Divergent infinite series $n!e^n/n^n$ - simpler proof of divergence?

Question

$$ \sum_{n=1}^\infty \frac{n!e^n}{n^n} $$ Where $e$ is Euler's number.

Recently on calculus class we were covering convergence tests and my group got stuck with this infinite series. Our calculus teacher told us that it diverges but he doesn't see any elementary way or simple test to prove it. He told us something about Euler's Gamma function and said that he knows it diverges because of Stirling's formula but this is not quite our level yet.

I tried to think about it myself but I established only that this is some kind of an edge case. We could generalize the problem to series of $\frac{n!a^n}{n^n}$. Then, from the ratio test we know that it converges for $a <e$ and diverges for $a>e$. For $a=e$ the test is inconclusive. I've also tried to compare it with various divergent series, but nothing worked...

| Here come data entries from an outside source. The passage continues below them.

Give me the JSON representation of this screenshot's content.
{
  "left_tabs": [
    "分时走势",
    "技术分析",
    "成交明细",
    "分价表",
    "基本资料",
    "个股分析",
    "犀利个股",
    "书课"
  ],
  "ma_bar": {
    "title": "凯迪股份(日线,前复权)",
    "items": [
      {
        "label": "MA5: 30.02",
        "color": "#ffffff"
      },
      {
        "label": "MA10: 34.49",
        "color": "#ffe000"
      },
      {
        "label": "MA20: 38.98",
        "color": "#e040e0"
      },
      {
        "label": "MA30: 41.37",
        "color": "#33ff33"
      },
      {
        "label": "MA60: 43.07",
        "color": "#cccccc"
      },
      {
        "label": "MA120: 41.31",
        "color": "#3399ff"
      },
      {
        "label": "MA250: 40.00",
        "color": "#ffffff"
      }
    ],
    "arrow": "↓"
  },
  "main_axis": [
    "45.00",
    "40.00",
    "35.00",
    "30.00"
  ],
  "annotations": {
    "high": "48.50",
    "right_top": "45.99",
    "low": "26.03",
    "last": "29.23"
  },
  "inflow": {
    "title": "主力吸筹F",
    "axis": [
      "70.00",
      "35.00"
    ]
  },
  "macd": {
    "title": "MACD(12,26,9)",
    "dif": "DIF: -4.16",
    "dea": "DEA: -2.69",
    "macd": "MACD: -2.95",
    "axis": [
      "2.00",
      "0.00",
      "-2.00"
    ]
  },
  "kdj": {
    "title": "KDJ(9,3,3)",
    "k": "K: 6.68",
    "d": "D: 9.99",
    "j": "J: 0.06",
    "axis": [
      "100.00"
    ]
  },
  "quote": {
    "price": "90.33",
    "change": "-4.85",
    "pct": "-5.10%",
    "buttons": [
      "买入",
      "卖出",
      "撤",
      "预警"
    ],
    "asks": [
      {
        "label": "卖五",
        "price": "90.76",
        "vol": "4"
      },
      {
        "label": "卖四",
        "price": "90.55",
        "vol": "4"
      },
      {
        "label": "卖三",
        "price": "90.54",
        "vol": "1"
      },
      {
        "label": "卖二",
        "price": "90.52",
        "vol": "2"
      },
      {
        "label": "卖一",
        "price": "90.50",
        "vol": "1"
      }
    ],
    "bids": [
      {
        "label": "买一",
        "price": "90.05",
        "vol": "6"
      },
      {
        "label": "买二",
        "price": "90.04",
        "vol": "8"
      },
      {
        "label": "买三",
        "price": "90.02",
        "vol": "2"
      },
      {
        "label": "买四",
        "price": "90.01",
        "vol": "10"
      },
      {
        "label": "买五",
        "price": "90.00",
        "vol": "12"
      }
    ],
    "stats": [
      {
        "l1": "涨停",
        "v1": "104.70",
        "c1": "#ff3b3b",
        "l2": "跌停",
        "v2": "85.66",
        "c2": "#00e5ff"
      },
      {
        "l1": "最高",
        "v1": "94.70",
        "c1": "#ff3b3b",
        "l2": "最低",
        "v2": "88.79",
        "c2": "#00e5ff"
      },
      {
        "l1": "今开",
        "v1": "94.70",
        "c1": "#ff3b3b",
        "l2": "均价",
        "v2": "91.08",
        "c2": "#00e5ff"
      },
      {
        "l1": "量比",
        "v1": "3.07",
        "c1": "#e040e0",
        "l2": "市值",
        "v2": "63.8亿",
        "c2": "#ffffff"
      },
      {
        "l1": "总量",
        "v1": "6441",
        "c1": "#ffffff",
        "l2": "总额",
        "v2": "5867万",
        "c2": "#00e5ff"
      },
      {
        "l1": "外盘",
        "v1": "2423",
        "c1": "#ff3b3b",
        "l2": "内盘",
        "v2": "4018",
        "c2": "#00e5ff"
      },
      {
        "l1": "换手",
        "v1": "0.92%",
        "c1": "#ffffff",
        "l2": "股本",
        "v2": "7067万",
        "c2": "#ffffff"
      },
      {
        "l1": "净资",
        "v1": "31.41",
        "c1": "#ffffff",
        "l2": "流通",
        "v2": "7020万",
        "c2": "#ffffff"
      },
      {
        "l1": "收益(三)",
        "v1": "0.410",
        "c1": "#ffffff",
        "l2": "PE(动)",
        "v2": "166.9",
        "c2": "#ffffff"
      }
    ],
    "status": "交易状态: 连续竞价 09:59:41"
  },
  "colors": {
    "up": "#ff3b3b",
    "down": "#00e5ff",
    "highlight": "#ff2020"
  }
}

Does anybody have any idea for a simple solution?

Answer 1

Note $$\frac{(n+1)!e^{n+1}/(n+1)^{n+1}}{n!e^n/n^n}=\frac{(n+1)e}{(n+1)^{n+1}/n^n}=\frac{e}{(n+1)^n/n}=\frac{e}{(1+1/n)^n}>1$$ since $e>(1+1/n)^n$ for all $n$. It follows that $$\frac{(n+1)!e^{n+1}}{(n+1)^{n+1}}>\frac{n!e^n}{n^n},$$ so the terms of this series are increasing, hence do not tend to zero, thus the series is divergent.

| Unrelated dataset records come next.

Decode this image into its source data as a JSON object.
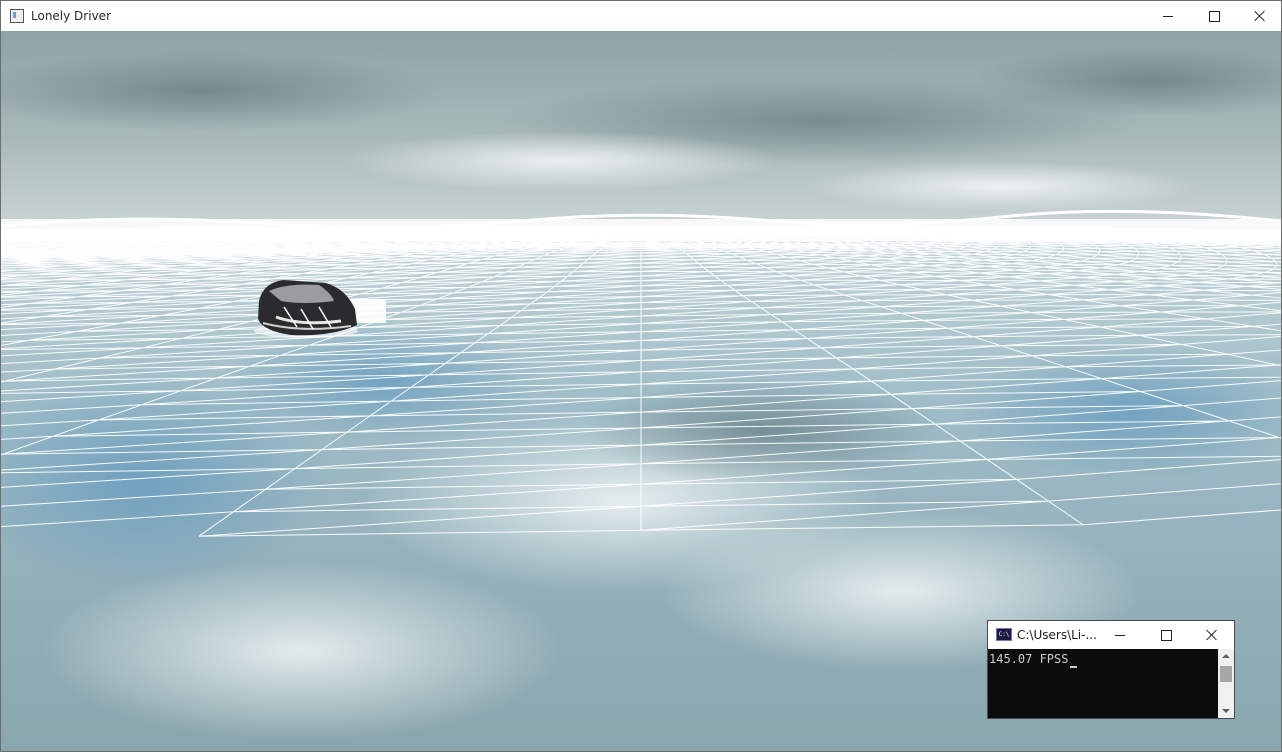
{
  "main_window": {
    "title": "Lonely Driver",
    "icon": "app-window-icon"
  },
  "scene": {
    "description_icons": [
      "sky-skybox",
      "wireframe-terrain",
      "car-model"
    ],
    "colors": {
      "sky_top": "#9fb2b3",
      "sky_horizon": "#bfcdcd",
      "terrain_base": "#8fb0bc",
      "wireframe": "#ffffff"
    }
  },
  "console": {
    "title": "C:\\Users\\Li-...",
    "icon_text": "C:\\",
    "output": "145.07 FPSS"
  }
}
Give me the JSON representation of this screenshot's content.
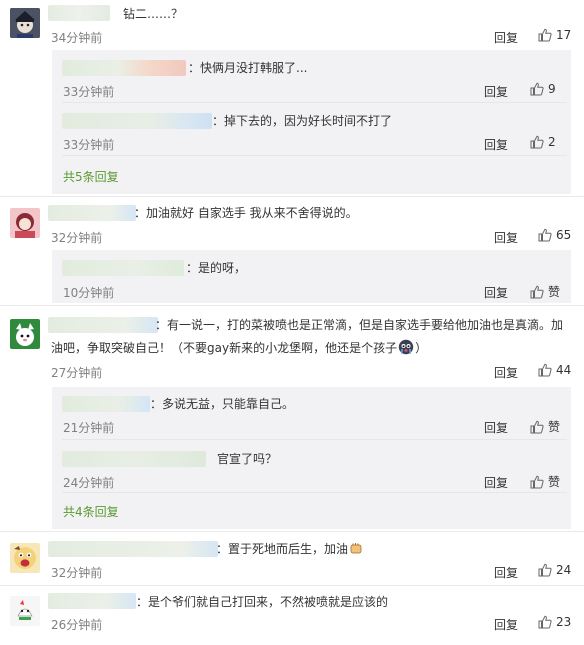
{
  "comments": [
    {
      "text": "钻二……？",
      "time": "34分钟前",
      "reply_label": "回复",
      "likes": "17",
      "replies": [
        {
          "text": "：快俩月没打韩服了...",
          "time": "33分钟前",
          "reply_label": "回复",
          "likes": "9"
        },
        {
          "text": "：掉下去的，因为好长时间不打了",
          "time": "33分钟前",
          "reply_label": "回复",
          "likes": "2"
        }
      ],
      "more": "共5条回复"
    },
    {
      "text": "：加油就好  自家选手 我从来不舍得说的。",
      "time": "32分钟前",
      "reply_label": "回复",
      "likes": "65",
      "replies": [
        {
          "text": "：是的呀，",
          "time": "10分钟前",
          "reply_label": "回复",
          "likes": "赞"
        }
      ]
    },
    {
      "text_line1": "：有一说一，打的菜被喷也是正常滴，但是自家选手要给他加油也是真滴。加",
      "text_line2": "油吧，争取突破自己！（不要gay新来的小龙堡啊，他还是个孩子",
      "text_line2_end": "）",
      "time": "27分钟前",
      "reply_label": "回复",
      "likes": "44",
      "replies": [
        {
          "text": "：多说无益，只能靠自己。",
          "time": "21分钟前",
          "reply_label": "回复",
          "likes": "赞"
        },
        {
          "text": "官宣了吗？",
          "time": "24分钟前",
          "reply_label": "回复",
          "likes": "赞"
        }
      ],
      "more": "共4条回复"
    },
    {
      "text": "：置于死地而后生，加油",
      "time": "32分钟前",
      "reply_label": "回复",
      "likes": "24"
    },
    {
      "text": "：是个爷们就自己打回来，不然被喷就是应该的",
      "time": "26分钟前",
      "reply_label": "回复",
      "likes": "23"
    }
  ],
  "colors": {
    "link_green": "#5a9a32",
    "sub_bg": "#f2f2f5",
    "time_gray": "#808080"
  }
}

Now, perhaps your teacher meant $\frac{n^n}{n!e^n}$, as then the series would still be divergent, but the terms do go to zero. However, there is a trick to make it work -- multiply the terms by $n$. By repeating a calculation like above, from $e<(1+1/n)^{n+1}$ it follows that the seqence $n\cdot\frac{n^n}{n!e^n}$ is increasing, so all its terms are at least as large as the first one, equal to $1/e$. Hence $\frac{n^n}{n!e^n}\geq\frac{1}{en}$, and by divergence of harmonic series this series diverges too.

Answer 2

It's may be interesting that $$\sum_{n=1}^{\infty} \frac{n!e^n}{n^{n+a}}$$ is converged when $a> \frac{3}{2}$, which can be obtained by Raabe's test

Answer 3

Using Rabee test (if $ \lim_{n\to\infty} n(\frac{a_{n+1}}{a_{n}}-1) <1 $ diverges)

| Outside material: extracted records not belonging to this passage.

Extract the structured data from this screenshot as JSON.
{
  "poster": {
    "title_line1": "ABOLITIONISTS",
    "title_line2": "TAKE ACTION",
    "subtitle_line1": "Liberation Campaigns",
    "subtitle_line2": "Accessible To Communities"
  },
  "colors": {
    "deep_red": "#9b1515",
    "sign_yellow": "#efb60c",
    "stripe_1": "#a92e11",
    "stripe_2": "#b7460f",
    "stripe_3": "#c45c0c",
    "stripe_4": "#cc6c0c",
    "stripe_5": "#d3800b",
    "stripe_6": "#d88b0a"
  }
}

so $\lim_{n\to\infty}n(\frac{a_{n+1}}{a_{n}}-1) = \lim_{n\to\infty}n(\frac{\frac{(n+1)!e^{n+1}}{(n+1)^{n+1}}}{\frac{n!e^{n}}{n^{n}}}-1)= \lim_{n\to\infty}n(\frac{(n+1)!e^{n+1}n^{n}}{(n+1)^{n+1}n!e^{n}}-1)= \lim_{n\to\infty}n(\frac{(n+1)n^{n}e}{(n+1)^{n+1}}-1)= \lim_{n\to\infty}n(\frac{n^{n}e}{(n+1)^{n}}-1)=\lim_{n\to\infty}n(e{(\frac{n+1}{n})}^{-n}-1)=\frac{1}{2}$

so the serie converges (you can evaluate the last limit using laurent series)